Hi guys my PID keeps overshooting..... any ideas why??


----------



## DaveP (Jul 14, 2017)

Possibly .... the 'heat sensor' is slow to respond to temperature changes, either due to poor physical contact with the boiler or it has a poor electrical response.

So that's what I'd check first.

Then 2nd maybe its forgotten its training / tuning ... but a tiny bit of overshoot maybe inevitable


----------



## timmyjj21 (May 10, 2015)

My Gaggia PID always overshoots on initial heat up. I assume it's down to training, but don't really care since it stabilises well once warm.


----------



## mcrmfc (Sep 17, 2016)

Check that the thermocouple or pt100 sensor hasn't moved or come out of place. If it has or if any other aspect of your machine could have changed its thermodynamic properties e.g. new dispersion plate then check everything is located securely and re run the auto tune.

Overshooting is fine in the early heating up stage but the autotune learns about the heating cycle and can set the algorithm params appropriately to minimise that swing.


----------



## ZappyAd (Jul 19, 2017)

I'm interested to find out more about the algorithm that makes a PID work. Is there a good resource or thread for finding out more about it?


----------



## mcrmfc (Sep 17, 2016)

ZappyAd said:


> I'm interested to find out more about the algorithm that makes a PID work. Is there a good resource or thread for finding out more about it?


https://en.m.wikipedia.org/wiki/PID_controller


----------



## cavem01 (Oct 3, 2015)

mcrmfc said:


> Check that the thermocouple or pt100 sensor hasn't moved or come out of place. If it has or if any other aspect of your machine could have changed its thermodynamic properties e.g. new dispersion plate then check everything is located securely and re run the auto tune.
> 
> Overshooting is fine in the early heating up stage but the autotune learns about the heating cycle and can set the algorithm params appropriately to minimise that swing.


Thanks for that. I've never ran the auto tune was always told not to!
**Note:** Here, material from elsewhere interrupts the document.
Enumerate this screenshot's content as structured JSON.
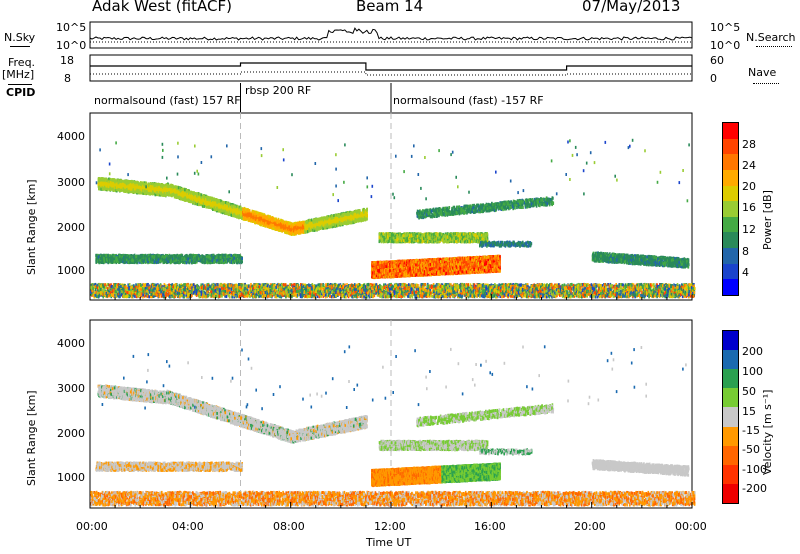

To do this do I get it up to temperature and run the auto tune? Aka let the machine warm up?

Mike


----------



## martinierius (Sep 28, 2014)

cavem01 said:


> Thanks for that. I've never ran the auto tune was always told not to! To do this do I get it up to temperature and run the auto tune? Aka let the machine warm up?
> 
> Mike


Indeed, also: some people advise to run the autotune with the desired temperature a few degrees lower to avoid overshooting to boiling temperature.

When boiling you get steam in your boiler which then affects the autotune parameters.

After tuning you set the desired temperature again to original setting.

Before 'autotuning' it's best tot purge the steam that might be in the boiler.


----------